Big business tells May ‘delay Brexit to avoid economic crash’
Britain should stay in the EU beyond 2019, otherwise the nation’s economy could crash, the UK’s biggest business association has warned.

The Institute of Directors (IoD) urged Prime Minister Theresa May to extend the two-year negotiation period, arguing it is the “simplest solution” to save the UK from post-Brexit chaos.

The current deadline for the UK to negotiate a withdrawal deal with the EU is March 2019.

Although the IoD acknowledges it would be “politically contentious” for the already-weak government to make a U-turn on the issue, it said: “This is the simplest way of allowing sufficient time for full negotiations to include a comprehensive free trade agreement, and ensuring one single period of adjustment/implementation for business, negotiators and government machinery to grapple with.”

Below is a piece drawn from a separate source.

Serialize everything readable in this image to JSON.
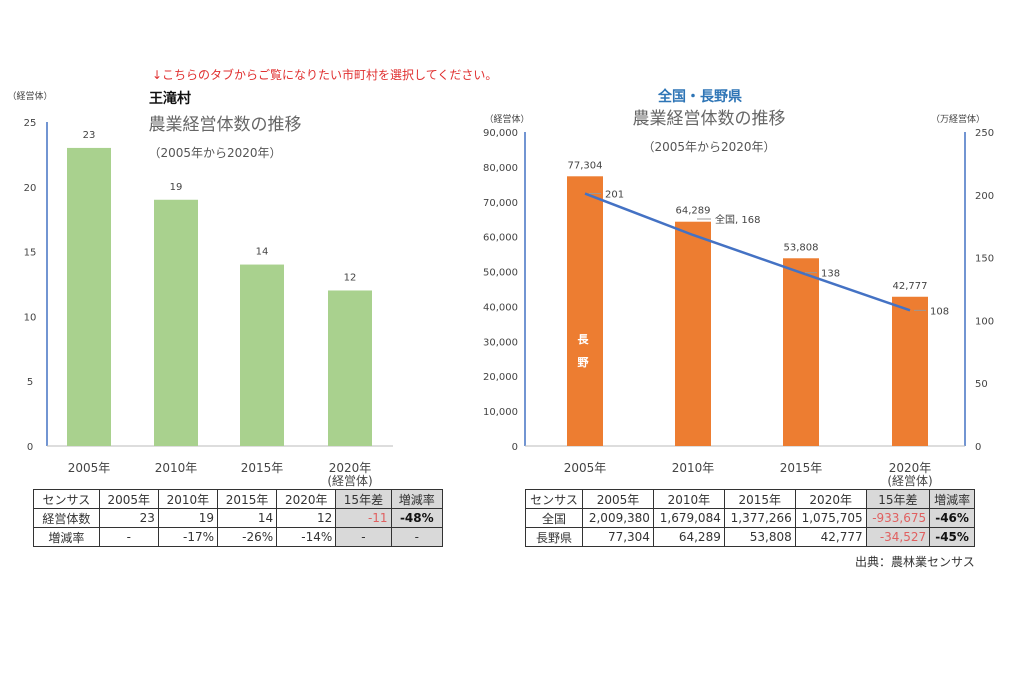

The IoD also called on the PM to push for the UK to stay in the single market during a transition period, and to remain under the jurisdiction of the European Court of Justice and within the customs union.

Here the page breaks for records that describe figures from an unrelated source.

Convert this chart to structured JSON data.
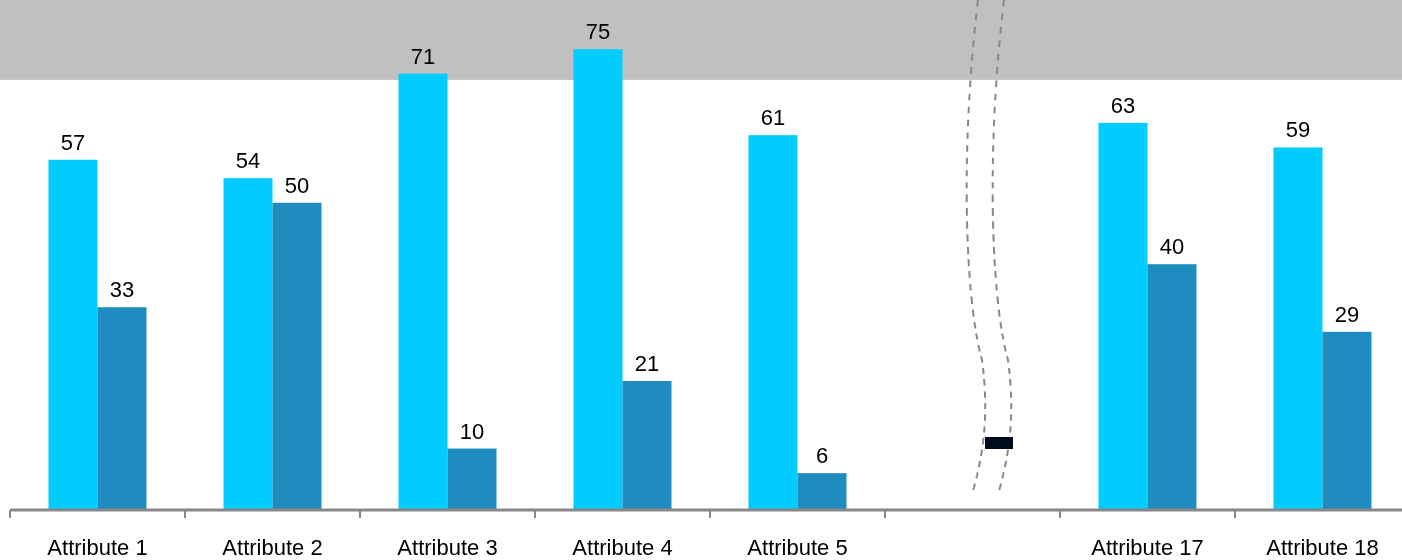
{
  "chart_data": {
    "type": "bar",
    "categories": [
      "Attribute 1",
      "Attribute 2",
      "Attribute 3",
      "Attribute 4",
      "Attribute 5",
      null,
      "Attribute 17",
      "Attribute 18"
    ],
    "series": [
      {
        "color": "#00ccff",
        "values": [
          57,
          54,
          71,
          75,
          61,
          null,
          63,
          59
        ]
      },
      {
        "color": "#1f8bbf",
        "values": [
          33,
          50,
          10,
          21,
          6,
          null,
          40,
          29
        ]
      }
    ],
    "ylim": [
      0,
      83
    ],
    "tick_labels": "x",
    "data_labels": true,
    "bands": [
      {
        "axis": "y",
        "from": 70,
        "to": 83,
        "color": "#c0c0c0"
      }
    ]
  }
}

The proposals were backed by one of the UK’s most prominent business figures, Sir Martin Sorrell, who told the Independent he would happily endorse them to avoid uncertainty.

The government has already insisted, however, that the European Court of Justice will cease to hold sway over UK affairs from the moment Brexit comes into effect.

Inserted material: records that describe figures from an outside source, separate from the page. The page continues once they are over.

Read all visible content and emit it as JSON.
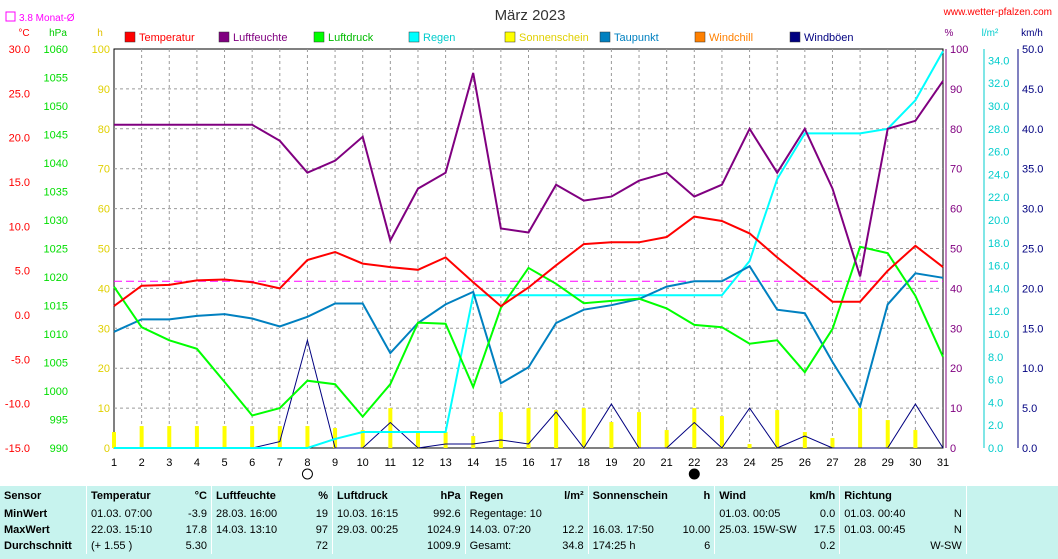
{
  "header": {
    "title": "März 2023",
    "site": "www.wetter-pfalzen.com",
    "monat_avg_label": "3.8 Monat-Ø"
  },
  "axis_units": {
    "temp": "°C",
    "hpa": "hPa",
    "hours": "h",
    "percent": "%",
    "lm2": "l/m²",
    "kmh": "km/h"
  },
  "legend": [
    {
      "key": "temp",
      "label": "Temperatur",
      "color": "#ff0000"
    },
    {
      "key": "hum",
      "label": "Luftfeuchte",
      "color": "#800080"
    },
    {
      "key": "press",
      "label": "Luftdruck",
      "color": "#00ff00"
    },
    {
      "key": "rain",
      "label": "Regen",
      "color": "#00ffff"
    },
    {
      "key": "sun",
      "label": "Sonnenschein",
      "color": "#ffff00"
    },
    {
      "key": "dew",
      "label": "Taupunkt",
      "color": "#0080c0"
    },
    {
      "key": "windchill",
      "label": "Windchill",
      "color": "#ff8000"
    },
    {
      "key": "gust",
      "label": "Windböen",
      "color": "#000080"
    }
  ],
  "chart_data": {
    "type": "line",
    "title": "März 2023",
    "x": [
      1,
      2,
      3,
      4,
      5,
      6,
      7,
      8,
      9,
      10,
      11,
      12,
      13,
      14,
      15,
      16,
      17,
      18,
      19,
      20,
      21,
      22,
      23,
      24,
      25,
      26,
      27,
      28,
      29,
      30,
      31
    ],
    "axes": {
      "temp_c": {
        "range": [
          -15,
          30
        ],
        "ticks": [
          "30.0",
          "25.0",
          "20.0",
          "15.0",
          "10.0",
          "5.0",
          "0.0",
          "-5.0",
          "-10.0",
          "-15.0"
        ]
      },
      "pressure_hpa": {
        "range": [
          990,
          1060
        ],
        "ticks": [
          "1060",
          "1055",
          "1050",
          "1045",
          "1040",
          "1035",
          "1030",
          "1025",
          "1020",
          "1015",
          "1010",
          "1005",
          "1000",
          "995",
          "990"
        ]
      },
      "sunshine_h": {
        "range": [
          0,
          100
        ],
        "ticks": [
          "100",
          "90",
          "80",
          "70",
          "60",
          "50",
          "40",
          "30",
          "20",
          "10",
          "0"
        ]
      },
      "humidity_pct": {
        "range": [
          0,
          100
        ],
        "ticks": [
          "100",
          "90",
          "80",
          "70",
          "60",
          "50",
          "40",
          "30",
          "20",
          "10",
          "0"
        ]
      },
      "rain_lm2": {
        "range": [
          0,
          35
        ],
        "ticks": [
          "34.0",
          "32.0",
          "30.0",
          "28.0",
          "26.0",
          "24.0",
          "22.0",
          "20.0",
          "18.0",
          "16.0",
          "14.0",
          "12.0",
          "10.0",
          "8.0",
          "6.0",
          "4.0",
          "2.0",
          "0.0"
        ]
      },
      "wind_kmh": {
        "range": [
          0,
          50
        ],
        "ticks": [
          "50.0",
          "45.0",
          "40.0",
          "35.0",
          "30.0",
          "25.0",
          "20.0",
          "15.0",
          "10.0",
          "5.0",
          "0.0"
        ]
      }
    },
    "month_avg_temp": 3.8,
    "series": [
      {
        "name": "Temperatur",
        "key": "temp",
        "axis": "temp_c",
        "values": [
          1.0,
          3.3,
          3.4,
          3.9,
          4.0,
          3.7,
          3.0,
          6.2,
          7.1,
          5.8,
          5.4,
          5.1,
          6.5,
          3.7,
          1.0,
          3.1,
          5.6,
          8.0,
          8.2,
          8.2,
          8.8,
          11.1,
          10.6,
          9.2,
          6.5,
          4.0,
          1.5,
          1.5,
          5.0,
          7.8,
          5.4
        ]
      },
      {
        "name": "Luftfeuchte",
        "key": "hum",
        "axis": "humidity_pct",
        "values": [
          81,
          81,
          81,
          81,
          81,
          81,
          77,
          69,
          72,
          78,
          52,
          65,
          69,
          94,
          55,
          54,
          66,
          62,
          63,
          67,
          69,
          63,
          66,
          80,
          69,
          80,
          65,
          43,
          80,
          82,
          92
        ]
      },
      {
        "name": "Luftdruck",
        "key": "press",
        "axis": "pressure_hpa",
        "values": [
          1018.3,
          1011.2,
          1008.9,
          1007.4,
          1001.6,
          995.7,
          997.0,
          1001.8,
          1001.2,
          995.5,
          1001.2,
          1012.0,
          1011.8,
          1000.7,
          1014.6,
          1021.6,
          1018.8,
          1015.4,
          1015.8,
          1016.2,
          1014.5,
          1011.6,
          1011.2,
          1008.3,
          1008.9,
          1003.3,
          1010.9,
          1025.3,
          1024.2,
          1016.7,
          1006.0
        ]
      },
      {
        "name": "Regen",
        "key": "rain",
        "axis": "rain_lm2",
        "values": [
          0,
          0,
          0,
          0,
          0,
          0,
          0,
          0,
          0.8,
          1.4,
          1.4,
          1.4,
          1.4,
          13.4,
          13.4,
          13.4,
          13.4,
          13.4,
          13.4,
          13.4,
          13.4,
          13.4,
          13.4,
          16.4,
          23.6,
          27.6,
          27.6,
          27.6,
          28.0,
          30.5,
          34.8
        ]
      },
      {
        "name": "Sonnenschein",
        "key": "sun",
        "axis": "sunshine_h",
        "values": [
          4,
          5.5,
          5.5,
          5.5,
          5.5,
          5.5,
          5.5,
          5.5,
          5,
          4.5,
          10,
          4,
          4,
          3,
          9,
          10,
          9.5,
          10,
          6.5,
          9,
          4.5,
          10,
          8,
          1,
          9.5,
          4,
          2.5,
          10,
          7,
          4.5,
          0
        ]
      },
      {
        "name": "Taupunkt",
        "key": "dew",
        "axis": "temp_c",
        "values": [
          -1.9,
          -0.5,
          -0.5,
          -0.1,
          0.1,
          -0.4,
          -1.3,
          -0.2,
          1.3,
          1.3,
          -4.3,
          -0.9,
          1.2,
          2.6,
          -7.7,
          -5.9,
          -0.9,
          0.6,
          1.1,
          1.8,
          3.2,
          3.8,
          3.8,
          5.5,
          0.6,
          0.2,
          -5.3,
          -10.3,
          1.2,
          4.7,
          4.2
        ]
      },
      {
        "name": "Windböen",
        "key": "gust",
        "axis": "wind_kmh",
        "values": [
          0,
          0,
          0,
          0,
          0,
          0,
          0.8,
          13.5,
          0,
          0,
          3.2,
          0,
          0.5,
          0.5,
          1.0,
          0.5,
          4.5,
          0,
          5.5,
          0,
          0,
          3.2,
          0,
          5.0,
          0,
          1.5,
          0,
          0,
          0,
          5.5,
          0
        ]
      }
    ],
    "moon_phases": [
      {
        "day": 8,
        "phase": "full"
      },
      {
        "day": 22,
        "phase": "new"
      }
    ]
  },
  "stats": {
    "headers": {
      "sensor": "Sensor",
      "temp": "Temperatur",
      "temp_unit": "°C",
      "hum": "Luftfeuchte",
      "hum_unit": "%",
      "press": "Luftdruck",
      "press_unit": "hPa",
      "rain": "Regen",
      "rain_unit": "l/m²",
      "sun": "Sonnenschein",
      "sun_unit": "h",
      "wind": "Wind",
      "wind_unit": "km/h",
      "dir": "Richtung"
    },
    "rows": [
      {
        "label": "MinWert",
        "temp_when": "01.03.  07:00",
        "temp_val": "-3.9",
        "hum_when": "28.03.  16:00",
        "hum_val": "19",
        "press_when": "10.03.  16:15",
        "press_val": "992.6",
        "rain_when": "Regentage: 10",
        "rain_val": "",
        "sun_when": "",
        "sun_val": "",
        "wind_when": "01.03.  00:05",
        "wind_val": "0.0",
        "dir_when": "01.03.  00:40",
        "dir_val": "N"
      },
      {
        "label": "MaxWert",
        "temp_when": "22.03.  15:10",
        "temp_val": "17.8",
        "hum_when": "14.03.  13:10",
        "hum_val": "97",
        "press_when": "29.03.  00:25",
        "press_val": "1024.9",
        "rain_when": "14.03.  07:20",
        "rain_val": "12.2",
        "sun_when": "16.03.  17:50",
        "sun_val": "10.00",
        "wind_when": "25.03.  15W-SW",
        "wind_val": "17.5",
        "dir_when": "01.03.  00:45",
        "dir_val": "N"
      },
      {
        "label": "Durchschnitt",
        "temp_when": "(+ 1.55 )",
        "temp_val": "5.30",
        "hum_when": "",
        "hum_val": "72",
        "press_when": "",
        "press_val": "1009.9",
        "rain_when": "Gesamt:",
        "rain_val": "34.8",
        "sun_when": "174:25 h",
        "sun_val": "6",
        "wind_when": "",
        "wind_val": "0.2",
        "dir_when": "",
        "dir_val": "W-SW"
      }
    ]
  }
}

EU negotiators are unlikely to concede an extension.

“We don’t know when Brexit talks start. We know when they must end,” EU Council President Donald Tusk tweeted on June 9.

Any extension of the deadline would have to be agreed unanimously by all EU member states.

The IoD report comes as the Bank of England (BoE) downgrades its forecast for the UK’s economic growth this year from 1.9 percent to 1.7.

During a press conference on Thursday, its chief, Mark Carney, said the BoE would be unable to prevent weaker wages following the UK’s withdrawal of the EU.

“Prioritizing interim arrangements and thereby mitigating the risks of EU exit means the eventual opportunities aren’t diminished by short-term chaotic cliff edges,” Allie Renison, head of EU and Trade Policy at the IoD, told the Independent.